Le président turc Recep Tayyip Erdogan accueille les dirigeants de l'OTAN à Ankara mercredi, tandis que son principal rival politique se défend contre des accusations de corruption devant le tribunal.
Le maire d'Istanbul, Ekrem Imamoglu, qui représente le Parti républicain du peuple (CHP), a été arrêté en mars 2025. Des centaines de membres du parti et d'élus ont été détenus dans ce que les critiques décrivent comme une répression visant à affaiblir le plus grand groupe d'opposition de la Turquie.
Dans un tribunal spécialement construit près du complexe pénitentiaire de Silivri, à l'extérieur d'Istanbul, Imamoglu a protesté contre la décision du juge de l'exclure des audiences pendant près d'une semaine pour "comportement perturbateur", affirmant que ses droits légaux étaient ignorés. "Comment pouvez-vous expliquer aux dirigeants mondiaux au sommet de l'OTAN, en Turquie, à Ankara, le silence imposé à Ekrem Imamoglu ?" a-t-il demandé au juge présidant, selon le journal Cumhuriyet, qui soutient l'opposition.
Imamoglu a été sélectionné comme le futur candidat présidentiel du CHP peu après son arrestation et est largement considéré comme le principal challenger au règne d'Erdogan qui dure depuis 23 ans. La direction du CHP a été destituée par un ordre judiciaire qui a annulé son congrès de 2023.
Le gouvernement affirme que le système judiciaire turc est indépendant et exempt d'ingérence politique.
L'audience de mercredi concernait la plus grande affaire à laquelle Imamoglu fait face. Les procureurs allèguent qu'il a dirigé une organisation criminelle en tant que responsable de la municipalité métropolitaine d'Istanbul, impliquée dans une corruption généralisée.

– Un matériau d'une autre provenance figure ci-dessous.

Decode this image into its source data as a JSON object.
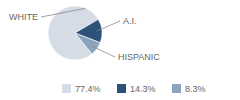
{
  "chart_data": {
    "type": "pie",
    "categories": [
      "WHITE",
      "A.I.",
      "HISPANIC"
    ],
    "values": [
      77.4,
      14.3,
      8.3
    ],
    "value_labels": [
      "77.4%",
      "14.3%",
      "8.3%"
    ],
    "colors": [
      "#d5dce6",
      "#2c527a",
      "#8ba3bd"
    ],
    "legend": "bottom"
  }
}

Il fait face à 142 accusations, y compris celle d'avoir établi ce que les procureurs appellent "l'organisation criminelle Imamoglu à but lucratif" liée à la période où il était maire du district de Beylikduzu à Istanbul.
L'acte d'accusation est décrit comme étant long de 3 900 pages et allègue que l'objectif du schéma n'était pas seulement de fournir un avantage financier à Imamoglu et à des centaines de coaccusés par le biais de manipulation d'appels d'offres et de pots-de-vin, mais aussi de financer l'ascension d'Imamoglu au sein du CHP—culminant finalement dans sa candidature présidentielle.
Imamoglu a déclaré au tribunal que les procureurs n'avaient pas présenté de preuves soutenant l'affaire, affirmant qu'aucune preuve, document ou enregistrement audio n'avait été offert pour prouver les allégations. S'il est reconnu coupable, il pourrait faire face à une peine totale de plus de 2 000 ans.
Les procureurs ont également annoncé une nouvelle enquête pour "menaces à un fonctionnaire public" après les remarques d'Imamoglu en salle d'audience, dans lesquelles il a déclaré qu'il jugerait ceux qui ont préparé l'acte d'accusation.
Les développements du procès surviennent alors que la Turquie attire l'attention sur Ankara liée au sommet de l'OTAN.